I was in Washington, DC the weekend of the first presidential debate and the beginning of the Great Bail-out of 2008. I was there to promote a book, but it was impossible to ignore the tension in the city tasked with saving Americans from themselves.
The friends with whom I was staying had to go in to work that Saturday, so I combed Eastern Market by myself, a fly on the wall listening in to people's conversations. Everyone was worried. Nobody knew what would happen.
While money doesn't buy happiness, it sure can buy security. Being able to get a mortgage loan for you or college loans for your kids knocks one item off the mighty list of Things that Cause Stress.
As we've turned over and over the financial mess we're in, the inevitable blame sets in. Banks are at fault for predatory lending. Homeowners are at fault for buying homes they couldn't afford. Consumers are at fault for racking up too much credit card debt (even though W. regularly preached since 2001 that the patriotic thing to do is spend money). We knew deep down inside we'd stopped operating on a cash-and-layaway basis and started charging pretty much anything we couldn't afford -- even groceries -- starting in the early '90s when credit card companies gave away t-shirts and M&Ms to hook naive college students for the first time.
My husband and I never carried a credit card balance until we bought This Old House (our former, 85-year-old house in Kansas City) and proceeded to get hit with replacing every major appliance as it blew up, shut down or leaked into a ceiling. By the time my daughter came along four years ago needing car seats and cribs and daycare and 100,000 diapers, we were resigned to signing over our discretionary income to cash-only Costco every month and charging the car trouble when it popped up.
Just as we were rectifying young babyhood's plastic purchases, we moved to get our daughter into a better school district. Which should've been great, only This Old House needed electrical upgrades and termite treatments and new paint in order to be sold, and Chateau Travolta, our new bank foreclosure, lost its air conditioner for a cool $3,000 one month after we moved in.
And that's how we, fairly responsible people, ended up pretty far in this time last year. Are we the problem?
Moving or attempting to sell a house does a lot of families in. Naturally Optimistic writes:
Watching the news today does not make me feel very good. I am hoping & praying (to God AND St. Joseph) that the woman who bought our house - well, that her loan actually goes through. I have no idea if it's in jeopardy or if it's even an issue - but it still makes me worried. I just can't imagine holding on to two mortgages for more than this one month. If we do it'll be a very very tight Christmas, to say the least.
But at least there's this site with pictures of houses for sale that are uglier than yours.

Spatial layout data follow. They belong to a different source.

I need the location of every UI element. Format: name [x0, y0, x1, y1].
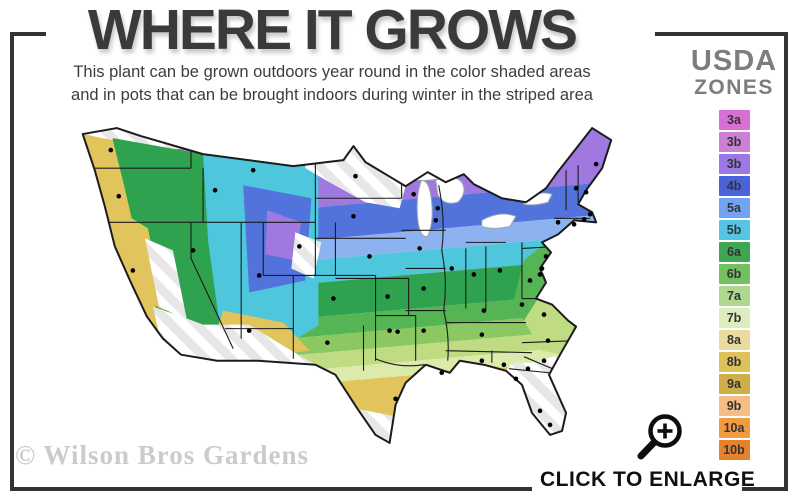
state-borders [84, 136, 591, 374]
zone-chip-7b: 7b [718, 307, 750, 328]
usda-zones-list: 3a 3b 3b 4b 5a 5b 6a 6b 7a 7b 8a 8b 9a 9b 10a 10b [676, 109, 792, 460]
usa-outline [81, 127, 613, 444]
watermark: © Wilson Bros Gardens [15, 440, 309, 470]
click-to-enlarge-label[interactable]: CLICK TO ENLARGE [540, 468, 756, 491]
legend-title-zones: ZONES [694, 76, 774, 100]
zone-chip-10b: 10b [718, 439, 750, 460]
zone-chip-6b: 6b [718, 263, 750, 284]
zone-chip-10a: 10a [718, 417, 750, 438]
subtitle-line-2: and in pots that can be brought indoors … [71, 86, 593, 105]
frame-border-top-left [10, 32, 46, 36]
frame-border-bottom-left [10, 487, 532, 491]
page-title: WHERE IT GROWS [87, 0, 578, 62]
zone-chip-8a: 8a [718, 329, 750, 350]
frame-border-right [784, 32, 788, 491]
usda-zone-map[interactable] [52, 110, 670, 466]
zone-chip-6a: 6a [718, 241, 750, 262]
usda-zones-legend: USDA ZONES 3a 3b 3b 4b 5a 5b 6a 6b 7a 7b 8a 8b 9a 9b 1… [676, 46, 792, 462]
zone-chip-3b2: 3b [718, 153, 750, 174]
zone-chip-8b: 8b [718, 351, 750, 372]
zone-chip-3a: 3a [718, 109, 750, 130]
zone-chip-5b: 5b [718, 219, 750, 240]
zone-chip-5a: 5a [718, 197, 750, 218]
state-marker-dots [108, 147, 599, 428]
click-to-enlarge-button[interactable]: CLICK TO ENLARGE [540, 410, 756, 492]
zone-chip-7a: 7a [718, 285, 750, 306]
legend-title-usda: USDA [690, 45, 778, 77]
zone-chip-9b: 9b [718, 395, 750, 416]
frame-border-bottom-right [742, 487, 788, 491]
subtitle: This plant can be grown outdoors year ro… [8, 61, 656, 108]
zone-chip-4b: 4b [718, 175, 750, 196]
zone-chip-9a: 9a [718, 373, 750, 394]
zone-chip-3b: 3b [718, 131, 750, 152]
usa-map-graphic [81, 127, 613, 444]
frame-border-left [10, 32, 14, 491]
frame-border-top-right [655, 32, 788, 36]
magnifier-plus-icon[interactable] [629, 410, 687, 466]
subtitle-line-1: This plant can be grown outdoors year ro… [73, 63, 591, 81]
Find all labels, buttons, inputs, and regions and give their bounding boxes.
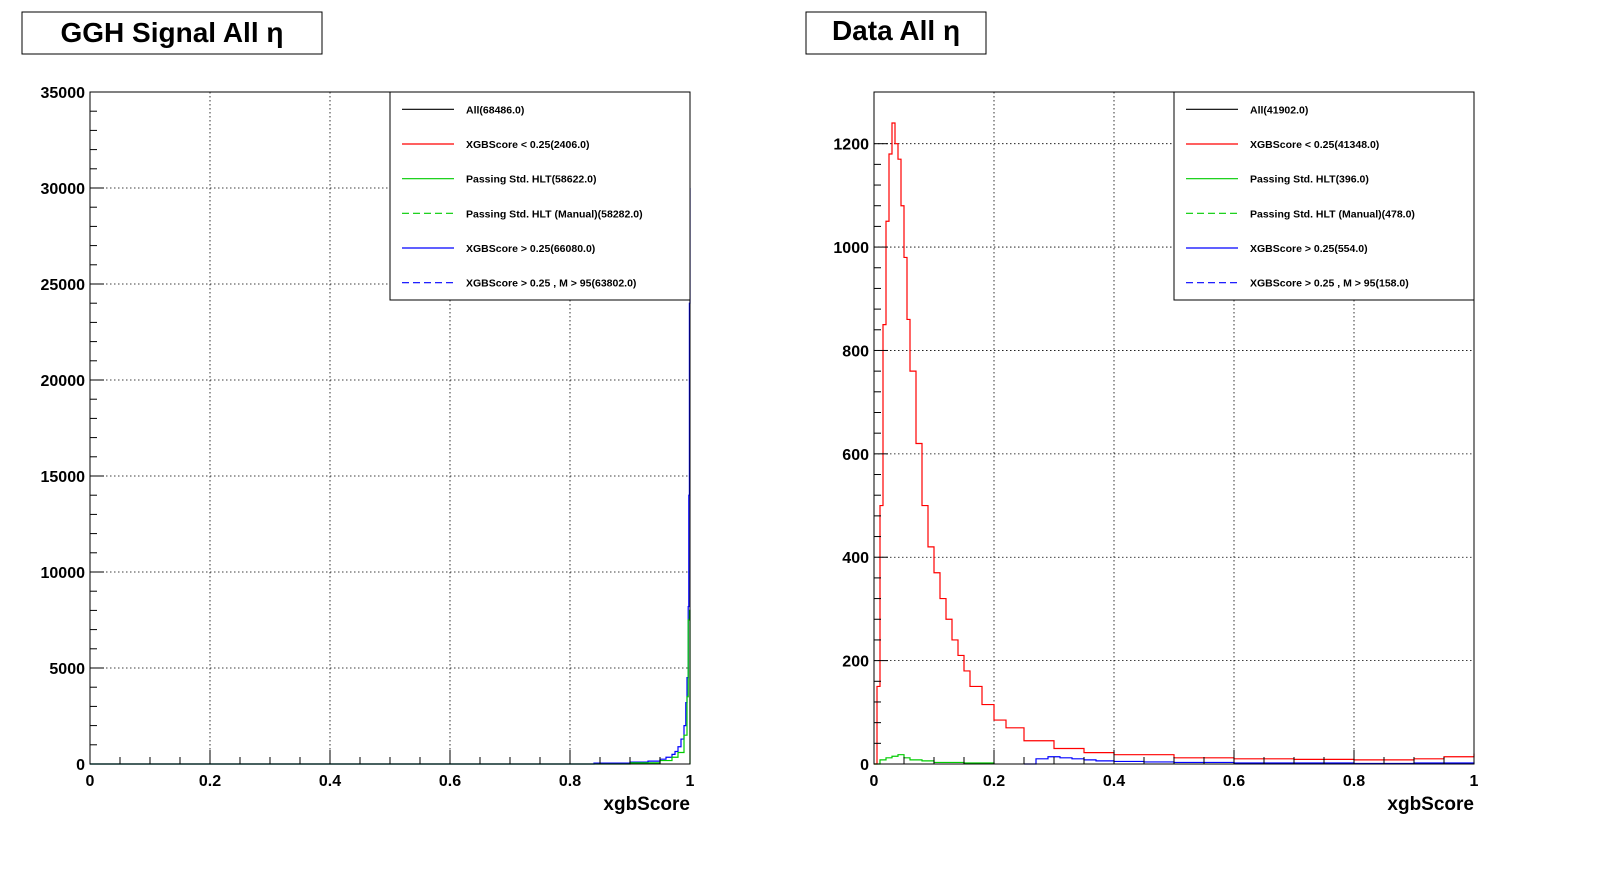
x-axis-title: xgbScore <box>1387 794 1474 815</box>
legend-label: XGBScore > 0.25(66080.0) <box>466 243 595 255</box>
legend-label: XGBScore < 0.25(41348.0) <box>1250 139 1379 151</box>
y-tick-label: 800 <box>842 343 869 360</box>
chart-title: GGH Signal All η <box>61 17 284 48</box>
y-tick-label: 5000 <box>49 661 85 678</box>
y-tick-label: 30000 <box>41 181 86 198</box>
x-tick-label: 0.8 <box>1343 773 1365 790</box>
series-1-line <box>90 609 691 765</box>
x-tick-labels: 0 0.2 0.4 0.6 0.8 1 <box>870 773 1479 790</box>
x-tick-label: 0.2 <box>983 773 1005 790</box>
x-tick-label: 0 <box>86 773 95 790</box>
ggh-signal-panel: GGH Signal All η 0 0.2 0.4 0.6 0.8 1 0 5000 100… <box>21 11 695 815</box>
x-tick-label: 0.8 <box>559 773 581 790</box>
title-box <box>805 11 987 55</box>
y-tick-label: 20000 <box>41 373 86 390</box>
y-tick-label: 15000 <box>41 469 86 486</box>
x-tick-label: 0.2 <box>199 773 221 790</box>
y-tick-label: 0 <box>860 757 869 774</box>
legend-label: All(41902.0) <box>1250 104 1308 116</box>
legend-label: XGBScore > 0.25(554.0) <box>1250 243 1368 255</box>
y-tick-label: 10000 <box>41 565 86 582</box>
x-tick-label: 1 <box>1470 773 1479 790</box>
y-tick-label: 1000 <box>833 240 869 257</box>
legend-box <box>389 91 691 301</box>
y-tick-label: 400 <box>842 550 869 567</box>
x-tick-labels: 0 0.2 0.4 0.6 0.8 1 <box>86 773 695 790</box>
y-tick-label: 35000 <box>41 85 86 102</box>
y-tick-labels: 0 200 400 600 800 1000 1200 <box>833 137 869 774</box>
legend-label: XGBScore < 0.25(2406.0) <box>466 139 589 151</box>
chart-title: Data All η <box>832 15 960 46</box>
data-panel: Data All η 0 0.2 0.4 0.6 0.8 1 0 200 400 600 800 1… <box>805 11 1479 815</box>
legend-label: XGBScore > 0.25 , M > 95(158.0) <box>1250 278 1409 290</box>
legend-label: Passing Std. HLT(58622.0) <box>466 174 597 186</box>
legend-label: All(68486.0) <box>466 104 524 116</box>
x-tick-label: 0.4 <box>1103 773 1125 790</box>
series-0-line <box>90 188 691 765</box>
x-tick-label: 0.6 <box>1223 773 1245 790</box>
axis-ticks <box>89 91 691 765</box>
x-tick-label: 0 <box>870 773 879 790</box>
y-tick-label: 0 <box>76 757 85 774</box>
y-tick-label: 1200 <box>833 137 869 154</box>
y-tick-label: 25000 <box>41 277 86 294</box>
legend-label: Passing Std. HLT(396.0) <box>1250 174 1369 186</box>
legend: All(68486.0) XGBScore < 0.25(2406.0) Passi… <box>389 91 691 301</box>
legend-label: XGBScore > 0.25 , M > 95(63802.0) <box>466 278 636 290</box>
legend-box <box>1173 91 1475 301</box>
y-tick-label: 200 <box>842 654 869 671</box>
legend-label: Passing Std. HLT (Manual)(58282.0) <box>466 208 643 220</box>
x-axis-title: xgbScore <box>603 794 690 815</box>
x-tick-label: 0.4 <box>319 773 341 790</box>
y-tick-label: 600 <box>842 447 869 464</box>
axis-ticks <box>873 143 1475 765</box>
title-box <box>21 11 323 55</box>
y-tick-labels: 0 5000 10000 15000 20000 25000 30000 35000 <box>41 85 86 774</box>
legend-label: Passing Std. HLT (Manual)(478.0) <box>1250 208 1415 220</box>
x-tick-label: 0.6 <box>439 773 461 790</box>
x-tick-label: 1 <box>686 773 695 790</box>
legend: All(41902.0) XGBScore < 0.25(41348.0) Pass… <box>1173 91 1475 301</box>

Sorry - totally off-topic, but I thought you might need some comic relief on this subject.
Adding children can result in not only diapers, but unexpected hospital expenses: (Ed. Note: these numbers even seem low to me, but I couldn't find exact figures for 2008.)
According to the U.S. Census Bureau, in 2005 45.8 million Americans do not have health insurance. If this figure includes you, you can anticipate an average hospital bill of $5,000-$10,000 for a vaginal delivery. Add at least $2,000 if you need a c-section. These figures do not include the medical costs associated with nine months of prenatal visits, ultrasound costs and other lab costs.
The quest to have children, which is rarely covered by insurance and costs thousands (whether biological or via adoption) also takes its toll. Expectant Danielle, who's trying to adopt, writes:
Part of me wants to just throw caution to the wind and just get a baby any way possible, the other part thinks that maybe we should just be conservative and plan for the worse (sic).
Are these the irresponsible Americans we hear so much about? The greedy consumers who have acted so foolishly? How did we get into this mess? I contend we've just been trying to seize the American dream: home ownership and family. We aren't so different from the generations before us. So what happened?
Comments
And it gets better...
The term we are hearing around here is 'The Sandwich Generation'. You've got kid expenses, house expenses - what happens when your parents retirements savings aren't so solid, and they have medical expenses too?
And all this before the credit crunch...
I believe that we have
I believe that we have expectations of what we can provide in terms of lifestyle for ourselves and our children. It may well be that it's based on what our parents could afford (and I say this as someone who grew up *relatively* poor). Or it may be that life has just gotten a lot more expensive.
A portion of our life is lived on credit. We don't live excessively, but things just happen. We can afford most of our day-to-day life, but when other things come up (a month with a lot of birthdays, a car breakdown, Christmas, etc.) they go on credit.
I don't think we're alone, and I don't think it's because of fund mismanagement. It's an inevitable part of today's life. The real trick is to make sure you're doing more than just paying interest on your credit. You have to keep servicing the principle or you *will* drown.
Happily, we're able to do that at this point, but if that ever failed - we'd be frankly and utterly screwed.